10年程度になるかと思う。現在の残高は正確には把握していないが、200万円をやや下回る程度かと思う。
初めての借金の理由は極めて典型的、遊ぶ金が欲しかったと言う理由である。
学生時代、特に頻繁にバイト等をしていた訳ではなく、親からの仕送りはあったものの、金銭的にはやや困窮していた。

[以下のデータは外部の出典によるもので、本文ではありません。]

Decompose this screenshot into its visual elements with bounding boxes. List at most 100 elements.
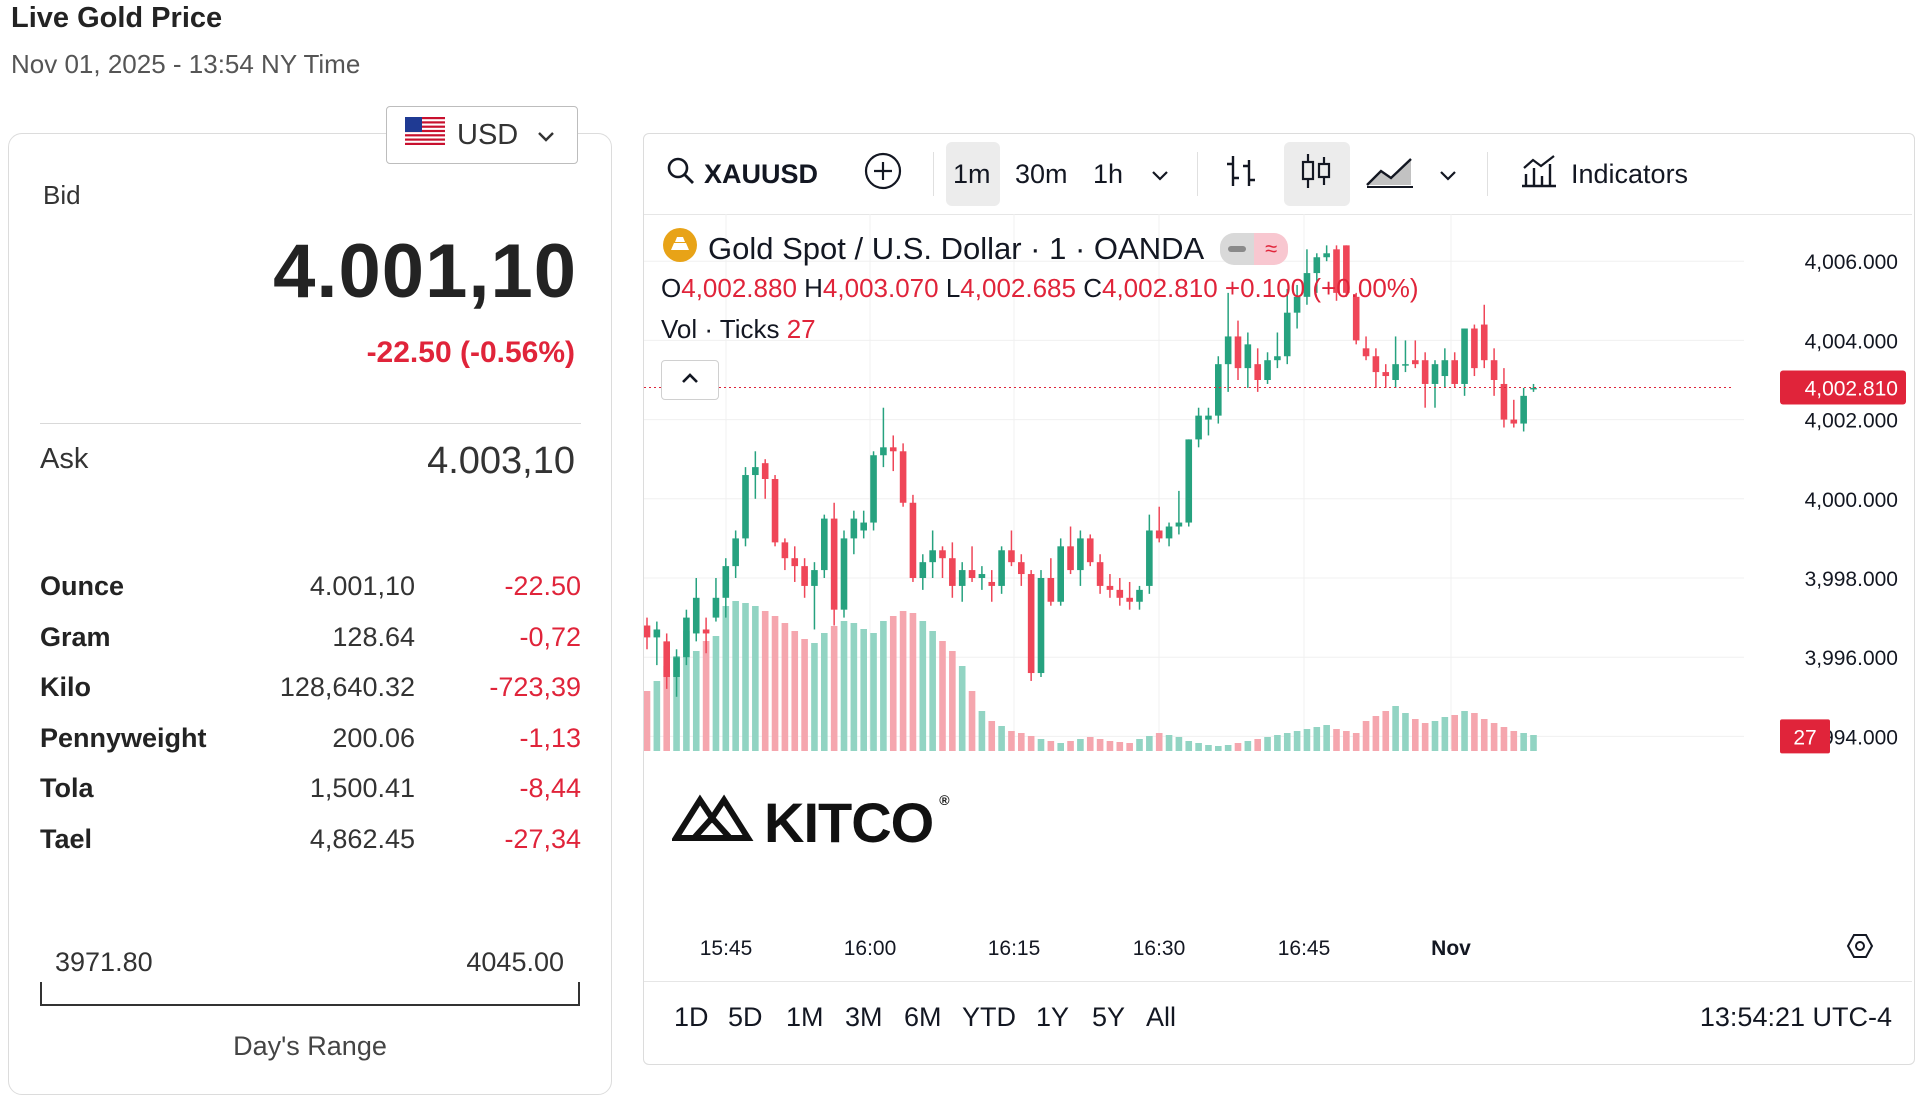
change-value: +0.100 (+0.00%) (1224, 273, 1419, 303)
range-3m[interactable]: 3M (845, 1002, 883, 1032)
range-1y[interactable]: 1Y (1036, 1002, 1070, 1032)
candle-body (1047, 578, 1055, 602)
volume-bar (1037, 739, 1045, 751)
compare-button[interactable] (863, 134, 903, 214)
x-tick-label: Nov (1431, 937, 1471, 960)
volume-bar (840, 621, 848, 751)
collapse-legend-button[interactable] (661, 360, 719, 400)
range-ytd[interactable]: YTD (962, 1002, 1016, 1032)
candle-body (1106, 585, 1114, 590)
volume-bar (692, 651, 700, 751)
range-1d[interactable]: 1D (674, 1002, 709, 1032)
volume-bar (919, 621, 927, 751)
chevron-down-icon (1149, 159, 1171, 190)
unit-price: 200.06 (332, 723, 415, 753)
indicators-button[interactable]: Indicators (1519, 134, 1688, 214)
candle-body (1362, 348, 1370, 357)
interval-1m[interactable]: 1m (953, 158, 991, 189)
unit-row-tola: Tola 1,500.41 -8,44 (40, 773, 581, 813)
candle-body (1205, 415, 1212, 420)
candle-body (1421, 360, 1429, 384)
settings-icon[interactable] (1846, 934, 1874, 958)
volume-bar (1205, 745, 1212, 751)
candle-body (968, 570, 976, 578)
range-all[interactable]: All (1146, 1002, 1177, 1032)
interval-30m[interactable]: 30m (1015, 158, 1068, 189)
volume-bar (1057, 743, 1064, 751)
unit-name: Tola (40, 773, 94, 803)
candle-body (939, 550, 946, 559)
volume-bar (644, 691, 651, 751)
price-panel (8, 133, 612, 1095)
symbol-description: Gold Spot / U.S. Dollar · 1 · OANDA (708, 231, 1205, 266)
toolbar-separator (1197, 152, 1198, 196)
currency-label: USD (457, 118, 519, 151)
candles-chart-type-button[interactable] (1299, 134, 1333, 214)
y-tick-label: 4,002.000 (1805, 410, 1898, 433)
chart-widget (643, 133, 1915, 1065)
close-value: 4,002.810 (1101, 273, 1218, 303)
bid-label: Bid (43, 180, 81, 210)
candle-body (732, 538, 739, 567)
chart-type-dropdown[interactable] (1437, 134, 1459, 214)
candle-body (1313, 257, 1321, 274)
low-value: 4,002.685 (960, 273, 1076, 303)
volume-bar (1431, 721, 1439, 751)
unit-name: Ounce (40, 571, 125, 601)
volume-bar (811, 643, 818, 751)
volume-legend: Vol · Ticks 27 (661, 314, 816, 345)
watermark-text: KITCO (764, 791, 934, 854)
y-tick-label: 3,998.000 (1805, 568, 1898, 591)
volume-bar (830, 626, 838, 751)
candle-body (860, 522, 867, 531)
candle-body (1323, 253, 1330, 258)
candle-body (712, 597, 720, 618)
unit-change: -0,72 (519, 622, 581, 652)
bar-chart-type-button[interactable] (1224, 134, 1258, 214)
legend-toggle[interactable]: ≈ (1220, 233, 1289, 265)
volume-bar (1480, 719, 1488, 751)
volume-bar (949, 651, 956, 751)
candle-body (781, 542, 789, 559)
currency-selector[interactable]: USD (386, 106, 578, 164)
volume-bar (909, 613, 917, 751)
chart-toolbar: XAUUSD 1m 30m 1h (644, 134, 1912, 215)
range-6m[interactable]: 6M (904, 1002, 942, 1032)
volume-bar (1313, 727, 1321, 751)
range-5y[interactable]: 5Y (1092, 1002, 1126, 1032)
volume-bar (1077, 739, 1084, 751)
volume-bar (1530, 735, 1537, 751)
price-chart[interactable]: 4,008.0004,006.0004,004.0004,002.0004,00… (644, 214, 1912, 981)
symbol-search[interactable]: XAUUSD (666, 134, 818, 214)
volume-bar (870, 633, 877, 751)
candle-body (752, 467, 759, 476)
volume-bar (968, 691, 976, 751)
volume-label: Vol · Ticks (661, 314, 780, 344)
volume-bar (1490, 723, 1498, 751)
close-label: C (1083, 273, 1102, 303)
candle-body (1224, 336, 1232, 365)
volume-bar (1136, 739, 1143, 751)
indicators-label: Indicators (1571, 158, 1689, 189)
y-tick-label: 4,006.000 (1805, 251, 1898, 274)
volume-bar (1086, 737, 1094, 751)
candle-body (1451, 360, 1458, 384)
area-chart-type-button[interactable] (1365, 134, 1415, 214)
range-5d[interactable]: 5D (728, 1002, 763, 1032)
interval-1h[interactable]: 1h (1093, 158, 1124, 189)
kitco-watermark: KITCO ® (670, 790, 950, 855)
candle-body (998, 550, 1005, 586)
volume-bar (1264, 737, 1271, 751)
interval-dropdown[interactable] (1149, 134, 1171, 214)
volume-bar (1126, 743, 1133, 751)
candle-body (1254, 364, 1261, 380)
candle-body (811, 570, 818, 586)
volume-bar (673, 656, 680, 751)
volume-value: 27 (786, 314, 816, 344)
candle-body (722, 566, 730, 598)
candle-body (663, 641, 670, 677)
candle-body (1441, 360, 1449, 377)
unit-row-tael: Tael 4,862.45 -27,34 (40, 824, 581, 864)
range-1m[interactable]: 1M (786, 1002, 824, 1032)
divider (40, 423, 581, 424)
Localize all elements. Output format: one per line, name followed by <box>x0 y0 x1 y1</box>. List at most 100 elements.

それなりに切り詰めた生活を送ってはいたが、ある日とうとう貯金が底をついた。当時交際していた女性とのデート費用も必要であった為、どうしようかと思案していると、財布の中に一枚のカードを発見した。
丸井の赤いカードである。
街に出た時に、特に何も考えず、キャッシュコーナーのATMの挿入口にカードを差し入れ、暗証番号と引き出し希望金額を入力した。
今でも覚えているが、思っていた以上にあっさりと現金が払い出された。
あまりの呆気なさに、借金として捉える感覚はなかったのであろう。当時は、一ヶ月後の引き落とし日には、どうにかなるであろう、位にしか考えていなかった。
今思えば、結局その女性とは二年の付き合いを経たものの、別れてしまったし、あの時大人しく働いていれば、と考えている。明らかに、自分の怠け者気質が災いした。
これが私の借金との馴れ初めである。